Both the former and the current presidents have called the COVID-19 virus an enemy, and that’s perhaps a good way to look at it. From a scientific point of view, it would be infinitely preferable for everybody just to get that vaccine, neutralize the enemy before it advances. But people didn’t want to do that, so here’s what the virus is doing now: it’s made one round through the world, and in that process, has modified itself to better spread. Allowed to continue its rampage, it will do what all efficient viruses do and will adapt again and again unless it’s stopped. The most current mutations have become deadlier and more contagious, overwhelming hospitals, ERs, ICUs. Herd immunity is beyond us, now.
So, the enemy. Think “multiple active shooters in the hallways, all with AK-47’s and grenades.”

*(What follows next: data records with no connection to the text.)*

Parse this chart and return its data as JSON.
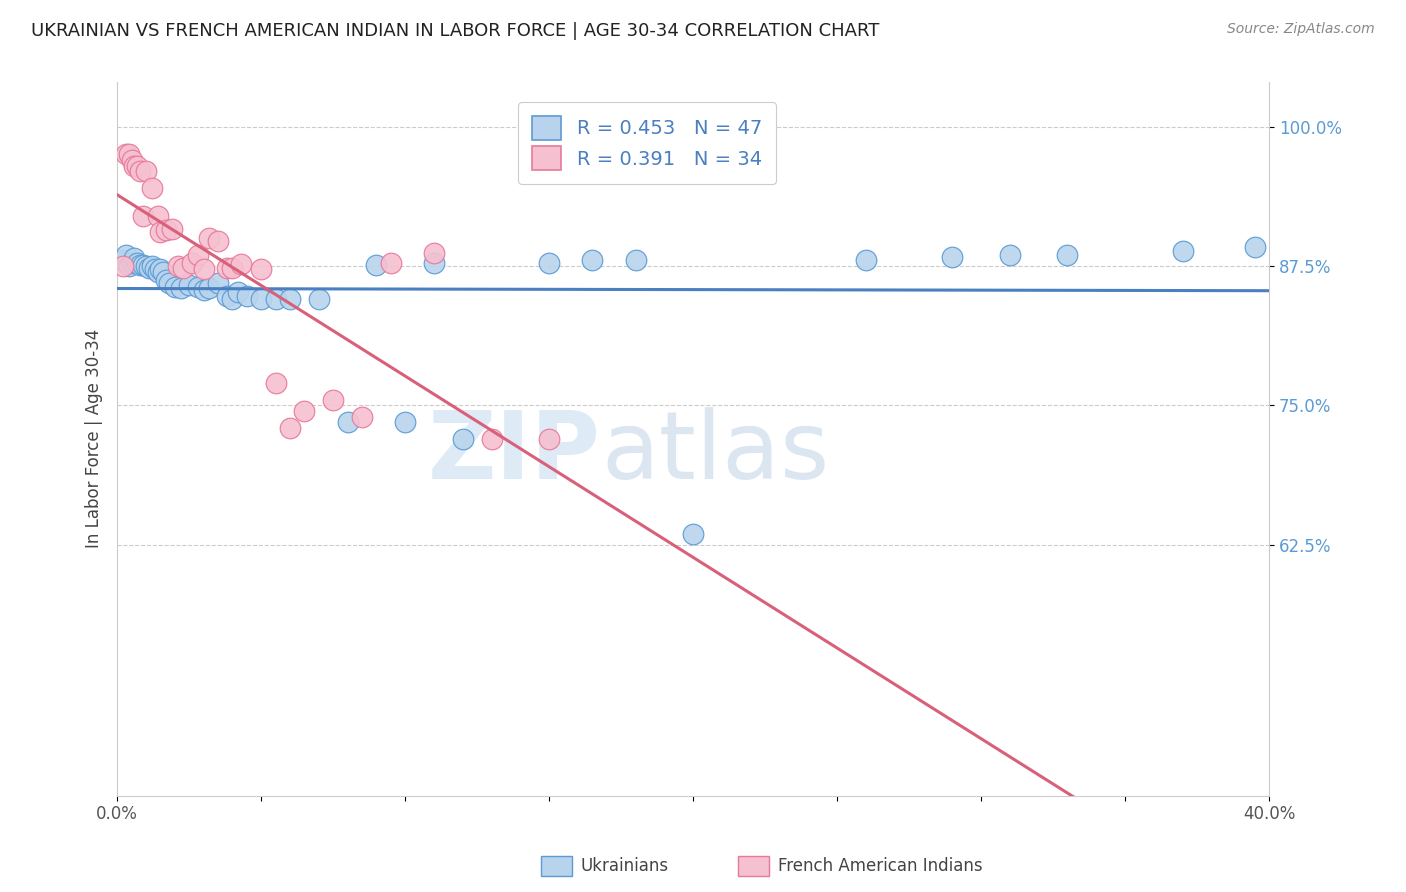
{
  "title": "UKRAINIAN VS FRENCH AMERICAN INDIAN IN LABOR FORCE | AGE 30-34 CORRELATION CHART",
  "source": "Source: ZipAtlas.com",
  "ylabel": "In Labor Force | Age 30-34",
  "xlim": [
    0.0,
    0.4
  ],
  "ylim": [
    0.4,
    1.04
  ],
  "xticks": [
    0.0,
    0.05,
    0.1,
    0.15,
    0.2,
    0.25,
    0.3,
    0.35,
    0.4
  ],
  "xticklabels": [
    "0.0%",
    "",
    "",
    "",
    "",
    "",
    "",
    "",
    "40.0%"
  ],
  "yticks": [
    0.625,
    0.75,
    0.875,
    1.0
  ],
  "yticklabels": [
    "62.5%",
    "75.0%",
    "87.5%",
    "100.0%"
  ],
  "legend_r1": "R = 0.453   N = 47",
  "legend_r2": "R = 0.391   N = 34",
  "watermark_zip": "ZIP",
  "watermark_atlas": "atlas",
  "blue_fill": "#b8d4ed",
  "pink_fill": "#f5c0d0",
  "blue_edge": "#5b9bd5",
  "pink_edge": "#e8799a",
  "blue_line": "#4a7fc1",
  "pink_line": "#d9607a",
  "legend_text_color": "#4a7fc1",
  "ytick_color": "#5b9bd5",
  "ukrainians_x": [
    0.002,
    0.003,
    0.004,
    0.005,
    0.006,
    0.007,
    0.008,
    0.009,
    0.01,
    0.011,
    0.012,
    0.013,
    0.014,
    0.015,
    0.016,
    0.017,
    0.018,
    0.02,
    0.022,
    0.025,
    0.028,
    0.03,
    0.032,
    0.035,
    0.038,
    0.04,
    0.042,
    0.045,
    0.05,
    0.055,
    0.06,
    0.07,
    0.08,
    0.09,
    0.1,
    0.11,
    0.12,
    0.15,
    0.165,
    0.18,
    0.2,
    0.26,
    0.29,
    0.31,
    0.33,
    0.37,
    0.395
  ],
  "ukrainians_y": [
    0.88,
    0.885,
    0.875,
    0.878,
    0.882,
    0.878,
    0.876,
    0.876,
    0.875,
    0.873,
    0.875,
    0.872,
    0.87,
    0.872,
    0.87,
    0.862,
    0.86,
    0.856,
    0.855,
    0.858,
    0.856,
    0.853,
    0.855,
    0.86,
    0.848,
    0.845,
    0.852,
    0.848,
    0.845,
    0.845,
    0.845,
    0.845,
    0.735,
    0.876,
    0.735,
    0.878,
    0.72,
    0.878,
    0.88,
    0.88,
    0.635,
    0.88,
    0.883,
    0.885,
    0.885,
    0.888,
    0.892
  ],
  "french_x": [
    0.002,
    0.003,
    0.004,
    0.005,
    0.006,
    0.007,
    0.008,
    0.009,
    0.01,
    0.012,
    0.014,
    0.015,
    0.017,
    0.019,
    0.021,
    0.023,
    0.026,
    0.028,
    0.03,
    0.032,
    0.035,
    0.038,
    0.04,
    0.043,
    0.05,
    0.055,
    0.06,
    0.065,
    0.075,
    0.085,
    0.095,
    0.11,
    0.13,
    0.15
  ],
  "french_y": [
    0.875,
    0.975,
    0.975,
    0.97,
    0.965,
    0.965,
    0.96,
    0.92,
    0.96,
    0.945,
    0.92,
    0.905,
    0.907,
    0.908,
    0.875,
    0.873,
    0.878,
    0.885,
    0.872,
    0.9,
    0.897,
    0.873,
    0.873,
    0.877,
    0.872,
    0.77,
    0.73,
    0.745,
    0.755,
    0.74,
    0.878,
    0.887,
    0.72,
    0.72
  ]
}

This spring, after my family and I received our second shots and had gotten past the minor fevers and headache that lasted a day or so, I hung all our extra masks by the back door, so that we could grab one on our way out if we didn’t already have one in a backpack or purse. It was somehow less obsessive than we’d had to be earlier, reminding each other at night, double-checking our supply. The older daughter, an adult who’s a biologist, looked at the bits of colorful fabric and then at me, knowingly, and said, “You’re sure we’re not done with this.” Not a question. And I told her, “I am sure we’re not done.” And I chose not to teach this year; I saw it coming. Too many people standing in the hallway, only saying, “Stop,” allowing the enemy to advance. No running, no hiding, no fighting.
I want people (including politicians) who oppose mask mandates to clearly understand me here. You’re telling me, a teacher, to abrogate one of the two primary responsibilities of my profession: to fight to protect the kids—for whom I’m acting in loco parentis—from an enemy. You’re taking one tool from me that might be the only one I, in a room with 25 kids, can easily and dependably use in the battle, can actually, immediately, see the kids using, themselves.
And it is too much to ask of me.
Sheila Alawine Thead has taught in a number of schools in Mississippi, including in Lowndes County.